Be enthralled. Be amazed. As the TV ads says, "So what are you waiting for?"
Two sides of Sydney
Pick a side and be pleasantly surprised
"PLEASE walk on the grass!" invites the park sign, with trademark Aussie affability. "Smell the roses, hug the trees, talk to the birds and picnic on the lawns."
This is the kind of comforting welcome you'll get in Sydney's Royal Botanic Gardens, a 30-hectare swathe of greenery alongside the harbour, bordering both the downtown and the iconic Opera House. As for roses, trees and birds, you'll see plenty. Sometimes, hundreds of white cockatoos fill a single tree.
The Gardens make for that sort of green, quiet respite you may need, given the frantic, fun-loving pace of a city visit Down Under.
For the traveller who has already checked off the trademark tourist tasks: Gawked at the view from atop Sydney Harbour Bridge, snapped requisite shots of the Opera House, stood nose to nose with sharks in the Sydney Aquarium and bared (or ogled) bikinis at Bondi Beach, the time comes to look for other, less well-trodden paths in the city.
Just a short stroll from The Gardens and not far past the Opera House, you'll find The Rocks, a pocket of historic Sydney which narrowly escaped the wrecking ball last century and was gentrified instead. This area of former warehouses and residences is now a vibrant stretch of restaurants, shops and pubs (two with competing claims of being the oldest in Sydney.)
Weekends are good for open-air markets - starting with the Farmer's market on Fridays, where food stalls boast an array of local delicacies, from barbecued salmon to lamb kebabs and paella. On Saturdays and Sundays, more than 200 stalls exhibit everything from housewares and linen to pottery and jewellery, along with plenty of good eats.
Oh yes, and the views of Harbour Bridge are spectacular.
On the other side of The Gardens, just up the hill, you'll find a seamier if no less vivid side of Sydney life. This is King's Cross, the city's de facto Red Light district. It's not for everyone, but most tourists wander through it at some point, if only to see how another side of Sydney lives.
King's Cross is also the centre for budget accommodation in the city. Some sections, like Pott's Point, have gone positively upscale in recent years. Trendy cafes have also sprung up between the naughty bits, attracting a more wholesome sort of clientele.

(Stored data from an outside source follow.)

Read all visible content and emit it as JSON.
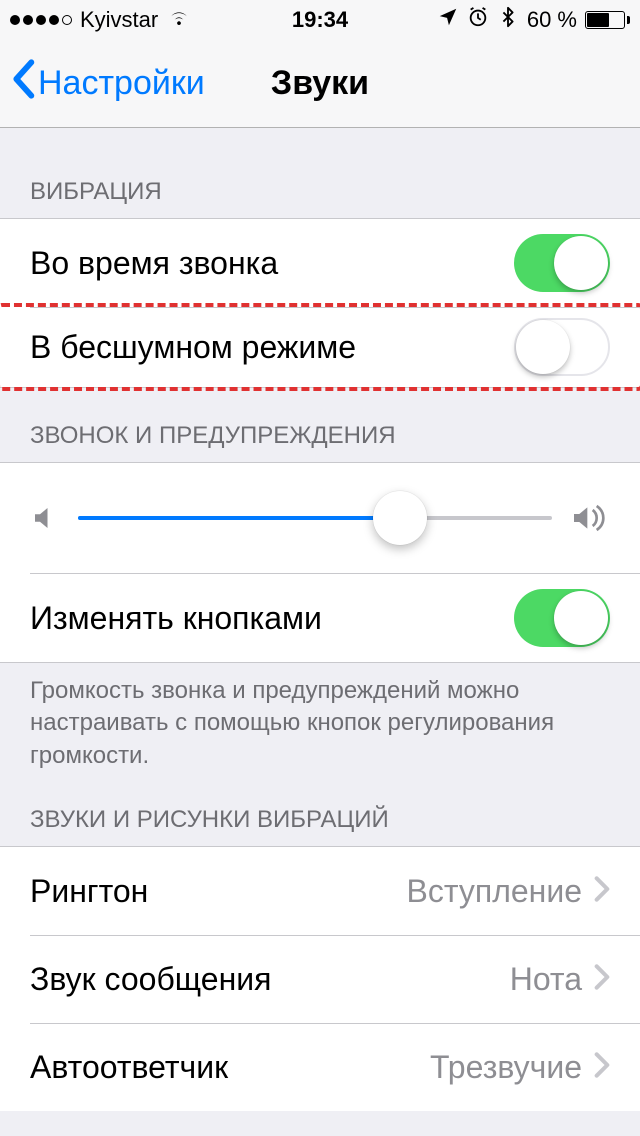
{
  "status": {
    "carrier": "Kyivstar",
    "time": "19:34",
    "battery_percent_text": "60 %",
    "battery_percent": 60,
    "signal_filled": 4
  },
  "nav": {
    "back_label": "Настройки",
    "title": "Звуки"
  },
  "sections": {
    "vibration_header": "ВИБРАЦИЯ",
    "ringer_header": "ЗВОНОК И ПРЕДУПРЕЖДЕНИЯ",
    "patterns_header": "ЗВУКИ И РИСУНКИ ВИБРАЦИЙ"
  },
  "vibration": {
    "on_ring_label": "Во время звонка",
    "on_ring_on": true,
    "on_silent_label": "В бесшумном режиме",
    "on_silent_on": false
  },
  "ringer": {
    "slider_percent": 68,
    "change_with_buttons_label": "Изменять кнопками",
    "change_with_buttons_on": true,
    "footer": "Громкость звонка и предупреждений можно настраивать с помощью кнопок регулирования громкости."
  },
  "sound_rows": {
    "ringtone_label": "Рингтон",
    "ringtone_value": "Вступление",
    "text_tone_label": "Звук сообщения",
    "text_tone_value": "Нота",
    "voicemail_label": "Автоответчик",
    "voicemail_value": "Трезвучие"
  },
  "icons": {
    "back_chevron": "chevron-left",
    "disclosure": "chevron-right",
    "location": "location-arrow",
    "alarm": "alarm-clock",
    "bluetooth": "bluetooth",
    "speaker_low": "speaker-low",
    "speaker_high": "speaker-high"
  }
}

You'll still want to be on your guard, however, and touts outside the adult clubs can be particularly annoying.
Like much of Australia, Sydney has a raw and youthful energy about it. Visitors will find it easy to get caught up in the action on both sides of the park. Just don't forget to stop and smell the roses along the way.
April in Sydney
Darling Harbour Hoopla, April 2 to 5 (Free)
An open-air showcase of acrobats, jugglers, buskers and comedians performing at Australia's annual circus and street theatre festival.
Winter Fashion Showcase at The Rocks Markets, April 17 and 18 (Free)
Not quite seasonal wear for Singaporeans, but check out the latest avant-garde winter collections on sale at The Rocks.
The Sydney Comedy Festival, April 19 to May 9
A gaggle of international stand-up performances descend on Sydney for a few chortling weeks. Tickets, and myriad other events, available at www.whatsoninsydney.com.au.